Récits de la Perdition
Parus pour la première fois en 1910 à Saint-Pétersbourg, les Récits de ta Perdition sont inspirés par les dix années d'exil de Vladimir Tan Bogoraz, entre 1890 et 1900, au fin fond de la Sibérie, dans l'inhospitalière Kolyma, devenue « Perdition » dans le langage des exilés.
Passés à travers le filtre de la fiction, ces récits évoquent avec humour, tendresse et rudesse la vie d'une colonie d'hommes et de femmes bannis pour raisons politiques, immergés dans une nature extrême peuplée de lakoutes, de descendants des premiers colons russes et de Cosaques. « Nous vivions comme des robinsons d'un genre nouveau, des robinsons polaires. » Tous rêvent de retrouver leur patrie, travaillent au coude à coude pour assurer leur survie, et interagissent : c'est la vie au quotidien - intime ou collective - qui est dépeinte, mais aussi le caractère et la personnalité des protagonistes dont aucun ne laisse indifférent, mus tour à tour par la fantaisie, l'ivresse, le désespoir ou un éperdu besoin de tendresse... Une vie dans laquelle les habitants autochtones éveillent l'intérêt et La curiosité des nouveaux venus, ce qui vaudra à Bogoraz de laisser son empreinte comme père de l'ethnographie russe. « Je m'efforçais de tout voir, tout connaître en détail.
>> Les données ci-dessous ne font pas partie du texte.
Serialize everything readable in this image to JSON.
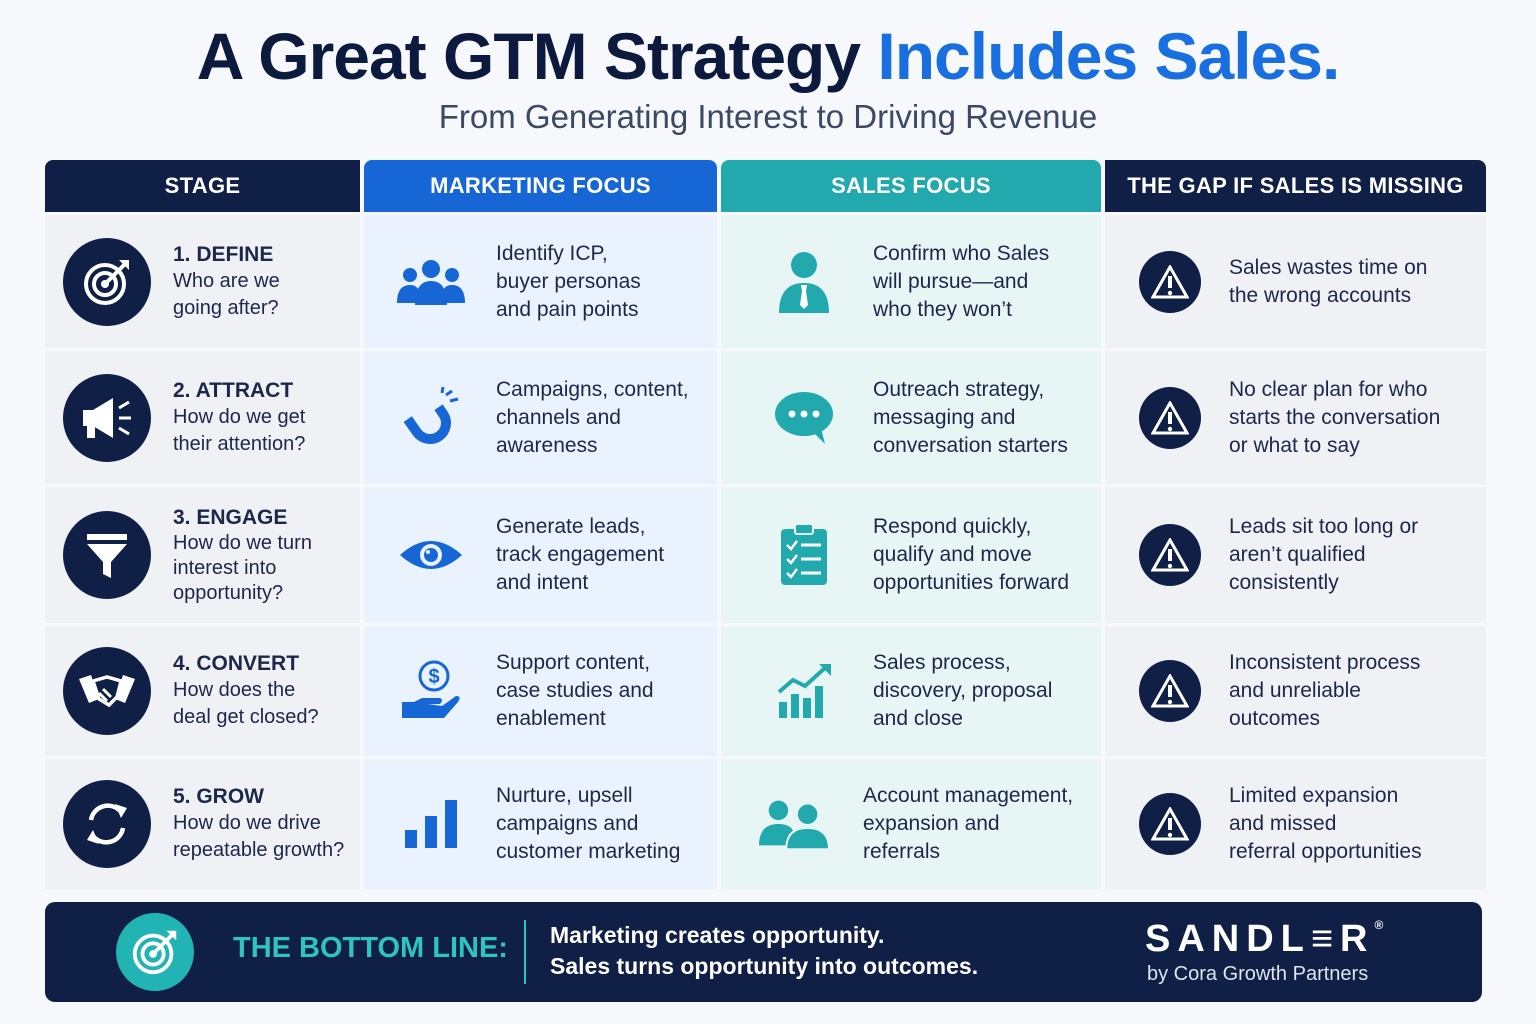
{
  "title": {
    "main": "A Great GTM Strategy",
    "accent": "Includes Sales."
  },
  "subtitle": "From Generating Interest to Driving Revenue",
  "headers": {
    "stage": "STAGE",
    "marketing": "MARKETING FOCUS",
    "sales": "SALES FOCUS",
    "gap": "THE GAP IF SALES IS MISSING"
  },
  "colors": {
    "navy": "#0f1f45",
    "marketing_blue": "#1766d6",
    "sales_teal": "#22a9ad",
    "title_accent": "#1a6fe0"
  },
  "rows": [
    {
      "stage_name": "1. DEFINE",
      "stage_question": "Who are we\ngoing after?",
      "stage_icon": "target-icon",
      "marketing_icon": "people-group-icon",
      "marketing": "Identify ICP,\nbuyer personas\nand pain points",
      "sales_icon": "salesperson-icon",
      "sales": "Confirm who Sales\nwill pursue—and\nwho they won’t",
      "gap_icon": "warning-icon",
      "gap": "Sales wastes time on\nthe wrong accounts"
    },
    {
      "stage_name": "2. ATTRACT",
      "stage_question": "How do we get\ntheir attention?",
      "stage_icon": "megaphone-icon",
      "marketing_icon": "magnet-icon",
      "marketing": "Campaigns, content,\nchannels and\nawareness",
      "sales_icon": "chat-bubble-icon",
      "sales": "Outreach strategy,\nmessaging and\nconversation starters",
      "gap_icon": "warning-icon",
      "gap": "No clear plan for who\nstarts the conversation\nor what to say"
    },
    {
      "stage_name": "3. ENGAGE",
      "stage_question": "How do we turn\ninterest into\nopportunity?",
      "stage_icon": "funnel-icon",
      "marketing_icon": "eye-icon",
      "marketing": "Generate leads,\ntrack engagement\nand intent",
      "sales_icon": "clipboard-checklist-icon",
      "sales": "Respond quickly,\nqualify and move\nopportunities forward",
      "gap_icon": "warning-icon",
      "gap": "Leads sit too long or\naren’t qualified\nconsistently"
    },
    {
      "stage_name": "4. CONVERT",
      "stage_question": "How does the\ndeal get closed?",
      "stage_icon": "handshake-icon",
      "marketing_icon": "money-hand-icon",
      "marketing": "Support content,\ncase studies and\nenablement",
      "sales_icon": "growth-chart-icon",
      "sales": "Sales process,\ndiscovery, proposal\nand close",
      "gap_icon": "warning-icon",
      "gap": "Inconsistent process\nand unreliable\noutcomes"
    },
    {
      "stage_name": "5. GROW",
      "stage_question": "How do we drive\nrepeatable growth?",
      "stage_icon": "refresh-cycle-icon",
      "marketing_icon": "bar-chart-icon",
      "marketing": "Nurture, upsell\ncampaigns and\ncustomer marketing",
      "sales_icon": "account-people-icon",
      "sales": "Account management,\nexpansion and\nreferrals",
      "gap_icon": "warning-icon",
      "gap": "Limited expansion\nand missed\nreferral opportunities"
    }
  ],
  "bottom_line": {
    "icon": "target-icon",
    "label": "THE BOTTOM LINE:",
    "line1": "Marketing creates opportunity.",
    "line2": "Sales turns opportunity into outcomes."
  },
  "brand": {
    "name": "SANDL≡R",
    "registered": "®",
    "sub": "by Cora Growth Partners"
  }
}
Je ressentais une avidité insatiable, comme s'il y avait, dans les profondeurs de mon âme, un gouffre », dira-t-il plus tard.
En même temps qu'ils s'imposent par leur force littéraire, ces Récits de la Perdition laissent entrevoir ce que furent les âpres conditions des hommes et des femmes expédiés sur les rives de la Kolyma, ravalés au rang de « troglodyte de l'âge de pierre » par cet exil dans un environnement dépouillé et hostile.